Penn video game study helps identify new brain cell

Researchers in psychology and neuroscience are working to connect specific regions of the brain with behaviors and abilities that depend on them. While advances in non-invasive imaging technologies have propelled this interdisciplinary work forward, there is no substitute for directly recording the electrical activity of the living brain.

The logistics of placing electrodes deep in the brain usually make it impossible for people to volunteer to participate in such experiments. However, a Penn-led research team recently capitalized on a rare opportunity to study direct brain recordings by recruiting epilepsy patients who already had electrodes implanted on their brain as part of their treatment.

By measuring the brain activity of these patients while they played a simple video game, the researchers identified a new type of cell that helps people keep track of their relative location while navigating an unfamiliar environment.

The research was led by Michael Kahana, a professor in the Department of Psychology in the School of Arts & Sciences, and his former graduate student, Joshua Jacobs, who is now at Drexel. They collaborated with researchers at UCLA and Thomas Jefferson University.
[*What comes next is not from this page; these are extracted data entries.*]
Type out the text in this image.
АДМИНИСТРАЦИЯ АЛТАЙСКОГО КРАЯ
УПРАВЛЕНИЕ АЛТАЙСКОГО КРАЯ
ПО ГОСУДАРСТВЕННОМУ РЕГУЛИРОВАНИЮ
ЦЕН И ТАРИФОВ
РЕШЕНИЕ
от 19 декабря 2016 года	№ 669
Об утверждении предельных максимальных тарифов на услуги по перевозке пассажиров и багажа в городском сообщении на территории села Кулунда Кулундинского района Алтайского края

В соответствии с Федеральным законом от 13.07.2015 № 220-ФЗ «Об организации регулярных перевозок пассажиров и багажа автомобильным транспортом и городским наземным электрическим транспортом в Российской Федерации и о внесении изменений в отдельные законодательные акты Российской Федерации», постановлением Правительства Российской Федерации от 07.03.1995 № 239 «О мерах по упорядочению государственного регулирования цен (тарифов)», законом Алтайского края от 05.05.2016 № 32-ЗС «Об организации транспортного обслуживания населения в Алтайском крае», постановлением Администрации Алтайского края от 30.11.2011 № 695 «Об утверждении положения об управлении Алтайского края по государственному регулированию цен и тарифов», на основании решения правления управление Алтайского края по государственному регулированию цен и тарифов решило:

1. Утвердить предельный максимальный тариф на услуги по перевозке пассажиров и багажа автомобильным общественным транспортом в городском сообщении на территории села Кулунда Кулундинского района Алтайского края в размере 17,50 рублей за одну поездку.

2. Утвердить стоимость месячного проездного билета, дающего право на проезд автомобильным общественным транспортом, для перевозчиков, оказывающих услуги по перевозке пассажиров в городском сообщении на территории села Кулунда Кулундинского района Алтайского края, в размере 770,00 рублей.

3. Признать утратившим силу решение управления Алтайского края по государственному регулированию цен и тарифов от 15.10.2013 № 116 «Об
The 14 study participants played a video game that involved riding a virtual bicycle around an open field to specific locations marked by objects. After trial runs during which the objects were visible in the distance, participants were returned to the center of the map, and the objects were hidden. The researchers then asked the participants to travel to particular objects in different sequences.

The team studied the relation between how the participants navigated in the video game and the activity of individual neurons. The cells they identified are known as “grid cells,” named for the triangular grid pattern in which they activate during navigation. Firing at multiple locations at once allows the brain to keep track of navigational cues, such as the distance traveled from a starting point or from the last turn.

“Without grid cells, it is likely that humans would frequently get lost or have to navigate based only on landmarks,” Jacobs says.

This is the first positive identification of human grid cells, building upon earlier non-invasive studies, as well as direct studies on rats.    

“The present finding of grid cells in the human brain, together with the earlier discovery of human hippocampal ‘place cells,’ which fire at single locations, provide compelling evidence for a common mapping and navigational system preserved across humans and lower animals,” Kahana says.